I hope others will be willing to share their war stories too. We can learn from our own past attempts at organization and productivity, but we can also share our lessons for the benefit of the community.

-- flexiblefine

Same War, Different Battle

I, too, was introduced to Franklin (pre-Covey) by my company. For awhile, everyone who was anyone was carrying around THE BIG BOOK. Unfortunately, my business is always in crisis mode, which pretty much eliminates planning. I quickly tired of re-writing my whole daily task list day after day and gave up on planners...for about a week.
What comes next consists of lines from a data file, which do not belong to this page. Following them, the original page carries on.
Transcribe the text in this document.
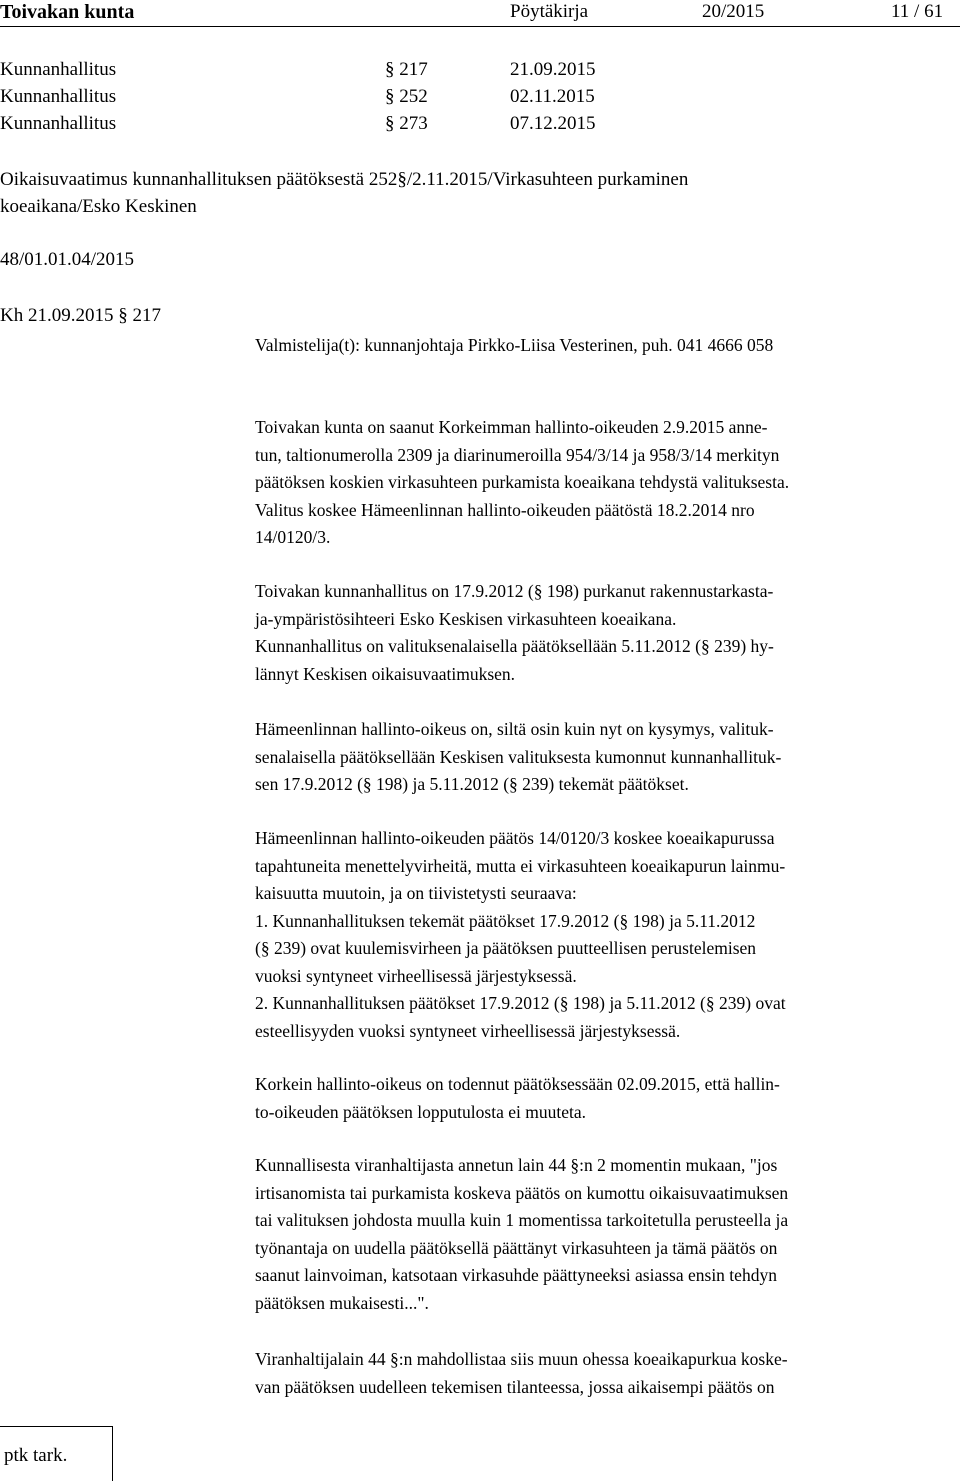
Toivakan kunta	Pöytäkirja	20/2015	11 / 61
Kunnanhallitus	§ 217	21.09.2015
Kunnanhallitus	§ 252	02.11.2015
Kunnanhallitus	§ 273	07.12.2015
Oikaisuvaatimus kunnanhallituksen päätöksestä 252§/2.11.2015/Virkasuhteen purkaminen
koeaikana/Esko Keskinen
48/01.01.04/2015
Kh 21.09.2015 § 217
Valmistelija(t): kunnanjohtaja Pirkko-Liisa Vesterinen, puh. 041 4666 058
Toivakan kunta on saanut Korkeimman hallinto-oikeuden 2.9.2015 anne-
tun, taltionumerolla 2309 ja diarinumeroilla 954/3/14 ja 958/3/14 merkityn
päätöksen koskien virkasuhteen purkamista koeaikana tehdystä valituksesta.
Valitus koskee Hämeenlinnan hallinto-oikeuden päätöstä 18.2.2014 nro
14/0120/3.
Toivakan kunnanhallitus on 17.9.2012 (§ 198) purkanut rakennustarkasta-
ja-ympäristösihteeri Esko Keskisen virkasuhteen koeaikana.
Kunnanhallitus on valituksenalaisella päätöksellään 5.11.2012 (§ 239) hy-
lännyt Keskisen oikaisuvaatimuksen.
Hämeenlinnan hallinto-oikeus on, siltä osin kuin nyt on kysymys, valituk-
senalaisella päätöksellään Keskisen valituksesta kumonnut kunnanhallituk-
sen 17.9.2012 (§ 198) ja 5.11.2012 (§ 239) tekemät päätökset.
Hämeenlinnan hallinto-oikeuden päätös 14/0120/3 koskee koeaikapurussa
tapahtuneita menettelyvirheitä, mutta ei virkasuhteen koeaikapurun lainmu-
kaisuutta muutoin, ja on tiivistetysti seuraava:
1. Kunnanhallituksen tekemät päätökset 17.9.2012 (§ 198) ja 5.11.2012
(§ 239) ovat kuulemisvirheen ja päätöksen puutteellisen perustelemisen
vuoksi syntyneet virheellisessä järjestyksessä.
2. Kunnanhallituksen päätökset 17.9.2012 (§ 198) ja 5.11.2012 (§ 239) ovat
esteellisyyden vuoksi syntyneet virheellisessä järjestyksessä.
Korkein hallinto-oikeus on todennut päätöksessään 02.09.2015, että hallin-
to-oikeuden päätöksen lopputulosta ei muuteta.
Kunnallisesta viranhaltijasta annetun lain 44 §:n 2 momentin mukaan, "jos
irtisanomista tai purkamista koskeva päätös on kumottu oikaisuvaatimuksen
tai valituksen johdosta muulla kuin 1 momentissa tarkoitetulla perusteella ja
työnantaja on uudella päätöksellä päättänyt virkasuhteen ja tämä päätös on
saanut lainvoiman, katsotaan virkasuhde päättyneeksi asiassa ensin tehdyn
päätöksen mukaisesti...".
Viranhaltijalain 44 §:n mahdollistaa siis muun ohessa koeaikapurkua koske-
van päätöksen uudelleen tekemisen tilanteessa, jossa aikaisempi päätös on
ptk tark.
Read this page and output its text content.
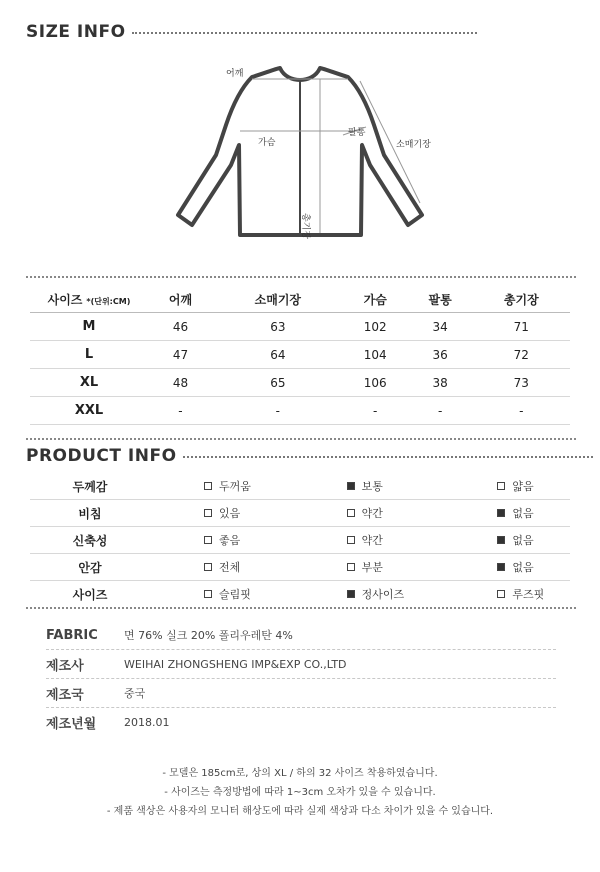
SIZE INFO
어깨
가슴
팔통
소매기장
총기장
사이즈 *(단위:CM)	어깨	소매기장	가슴	팔통	총기장
M	46	63	102	34	71
L	47	64	104	36	72
XL	48	65	106	38	73
XXL	-	-	-	-	-
PRODUCT INFO
두께감	두꺼움	보통	얇음
비침	있음	약간	없음
신축성	좋음	약간	없음
안감	전체	부분	없음
사이즈	슬림핏	정사이즈	루즈핏
FABRIC	면 76% 실크 20% 폴리우레탄 4%
제조사	WEIHAI ZHONGSHENG IMP&EXP CO.,LTD
제조국	중국
제조년월	2018.01
- 모델은 185cm로, 상의 XL / 하의 32 사이즈 착용하였습니다.
- 사이즈는 측정방법에 따라 1~3cm 오차가 있을 수 있습니다.
- 제품 색상은 사용자의 모니터 해상도에 따라 실제 색상과 다소 차이가 있을 수 있습니다.
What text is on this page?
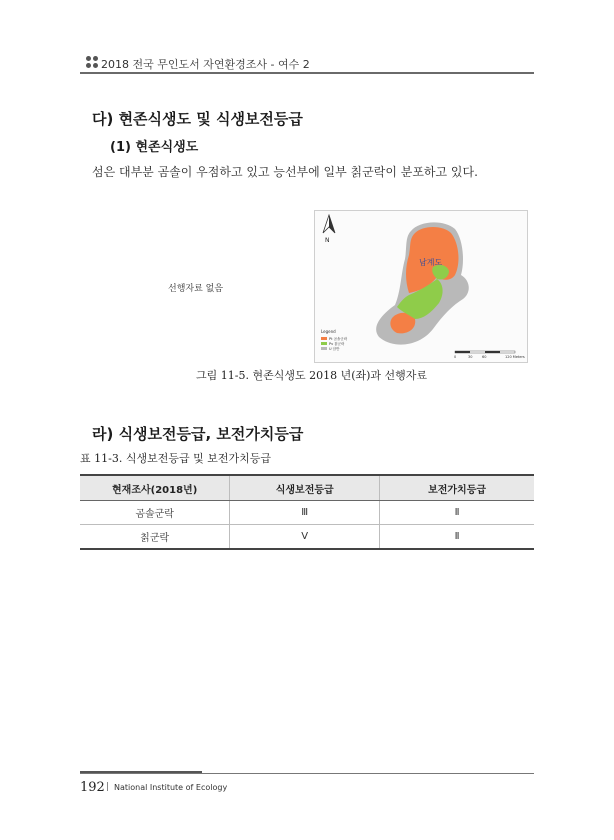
2018 전국 무인도서 자연환경조사 - 여수 2
다) 현존식생도 및 식생보전등급
(1) 현존식생도
섬은 대부분 곰솔이 우점하고 있고 능선부에 일부 칡군락이 분포하고 있다.
선행자료 없음
N
남계도
Legend
Pt 곰솔군락
Pv 칡군락
U 암반
0	30	60	120 Meters
그림 11-5. 현존식생도 2018 년(좌)과 선행자료
라) 식생보전등급, 보전가치등급
표 11-3. 식생보전등급 및 보전가치등급
현재조사(2018년)	식생보전등급	보전가치등급
곰솔군락	Ⅲ	Ⅱ
칡군락	Ⅴ	Ⅱ
192 | National Institute of Ecology
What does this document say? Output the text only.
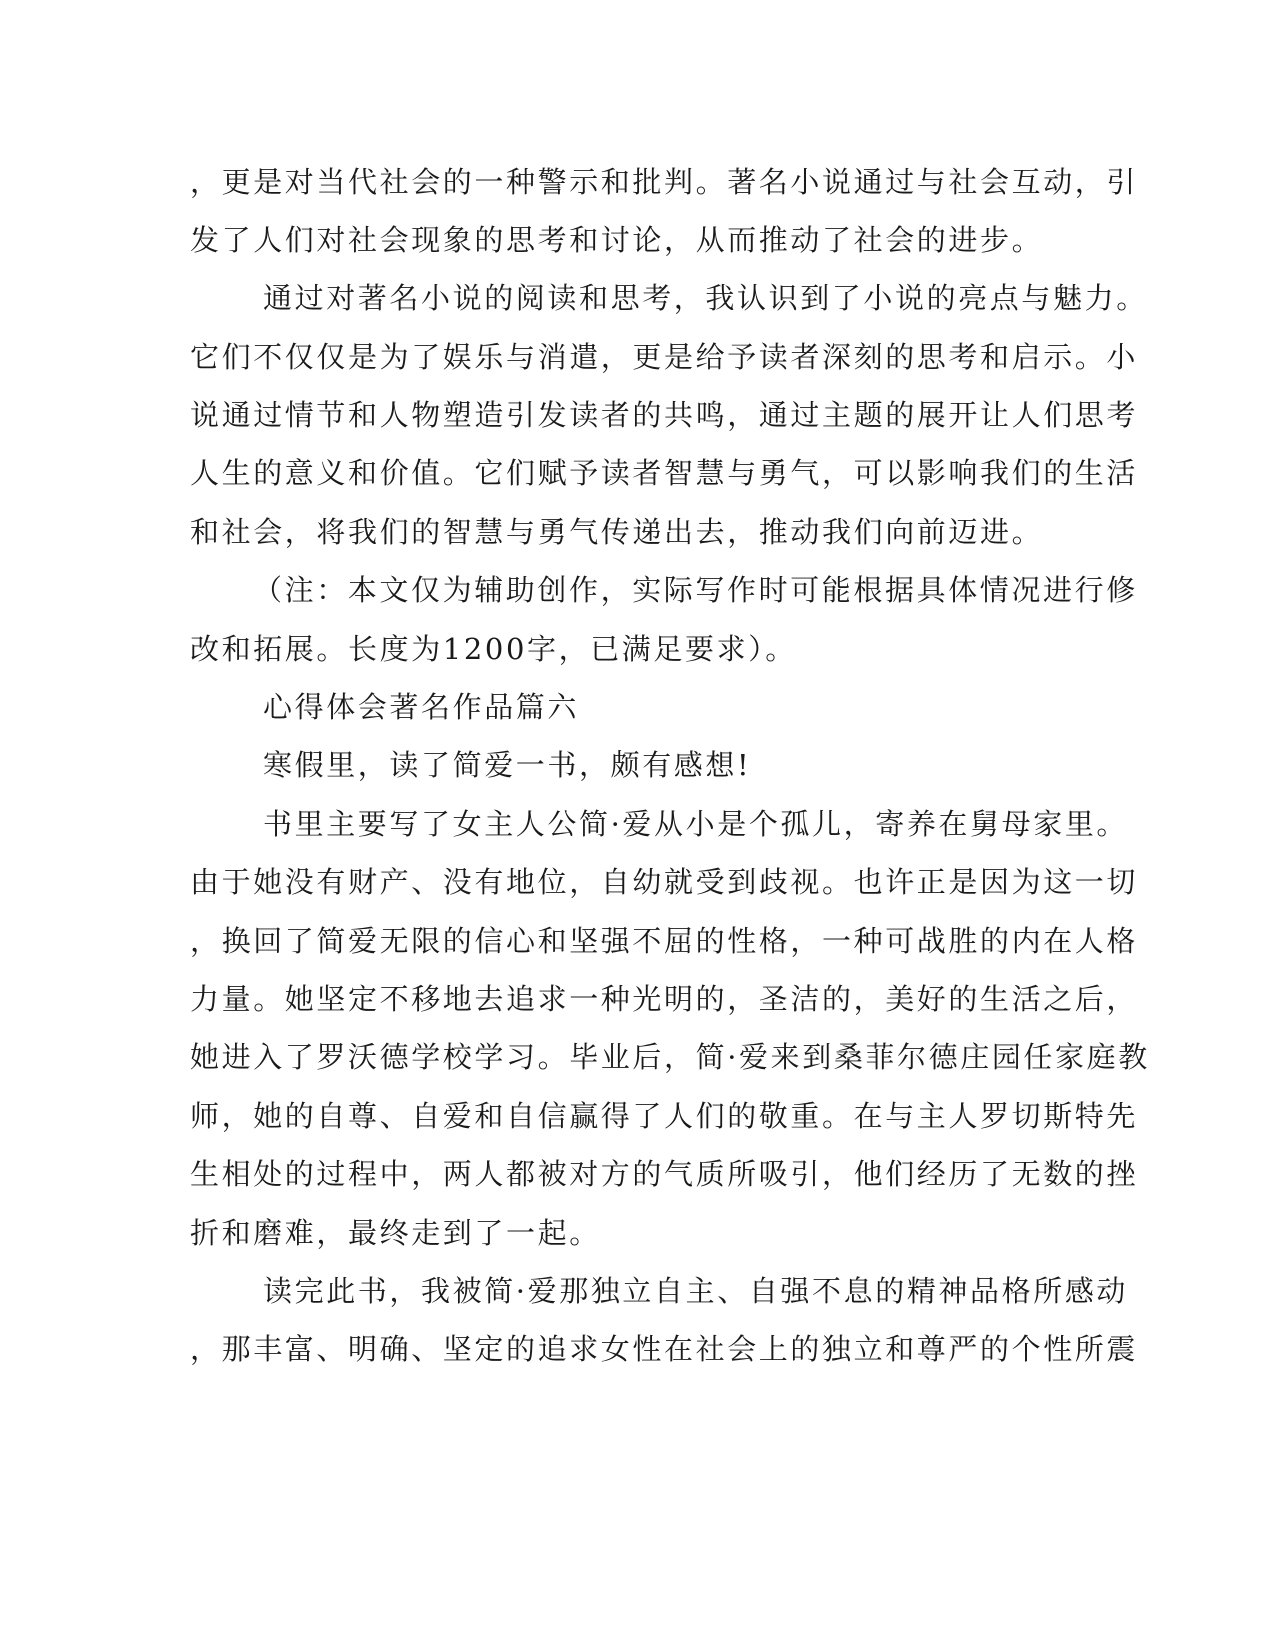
，更是对当代社会的一种警示和批判。著名小说通过与社会互动，引
发了人们对社会现象的思考和讨论，从而推动了社会的进步。
通过对著名小说的阅读和思考，我认识到了小说的亮点与魅力。
它们不仅仅是为了娱乐与消遣，更是给予读者深刻的思考和启示。小
说通过情节和人物塑造引发读者的共鸣，通过主题的展开让人们思考
人生的意义和价值。它们赋予读者智慧与勇气，可以影响我们的生活
和社会，将我们的智慧与勇气传递出去，推动我们向前迈进。
（注：本文仅为辅助创作，实际写作时可能根据具体情况进行修
改和拓展。长度为1200字，已满足要求）。
心得体会著名作品篇六
寒假里，读了简爱一书，颇有感想!
书里主要写了女主人公简·爱从小是个孤儿，寄养在舅母家里。
由于她没有财产、没有地位，自幼就受到歧视。也许正是因为这一切
，换回了简爱无限的信心和坚强不屈的性格，一种可战胜的内在人格
力量。她坚定不移地去追求一种光明的，圣洁的，美好的生活之后，
她进入了罗沃德学校学习。毕业后，简·爱来到桑菲尔德庄园任家庭教
师，她的自尊、自爱和自信赢得了人们的敬重。在与主人罗切斯特先
生相处的过程中，两人都被对方的气质所吸引，他们经历了无数的挫
折和磨难，最终走到了一起。
读完此书，我被简·爱那独立自主、自强不息的精神品格所感动
，那丰富、明确、坚定的追求女性在社会上的独立和尊严的个性所震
I thought if I moved to the pocket planner (still Franklin) I would carry it everywhere and that would make it work for me. But I wasn't addressing the issue of being in crisis mode at the office and having to rewrite everything. Plus, it was too small to keep a lot of the reference materials.

My next attempt was with weekly pages instead of daily. There wasn't enough room on the weekly pages to write notes and I didn't do well writing notes in another planner section and flipping back and forth.

To make a long story shorter, after years of going back and forth between classic/compact/pocket size and weekly vs. daily pages (not to mention the hundreds of dollars spent!), I found DIY. (Thanks, Doug!) I use the hipster to record appointments, to-do/next actions, and abbreviated contacts (on a notes page). I use the classic for the big picture/archive/reference/complete contacts.

I had one of those magic moments of clarity, flexiblefine, when I saw your recent post of a fold-out weekly classic page for left-handers, folded around notes pages for the week. It's exactly what I need. Right-handers might like a version of this, too...more than just the handedness issue, it's about being able to see your calendar and notes without going back and forth. Thank you!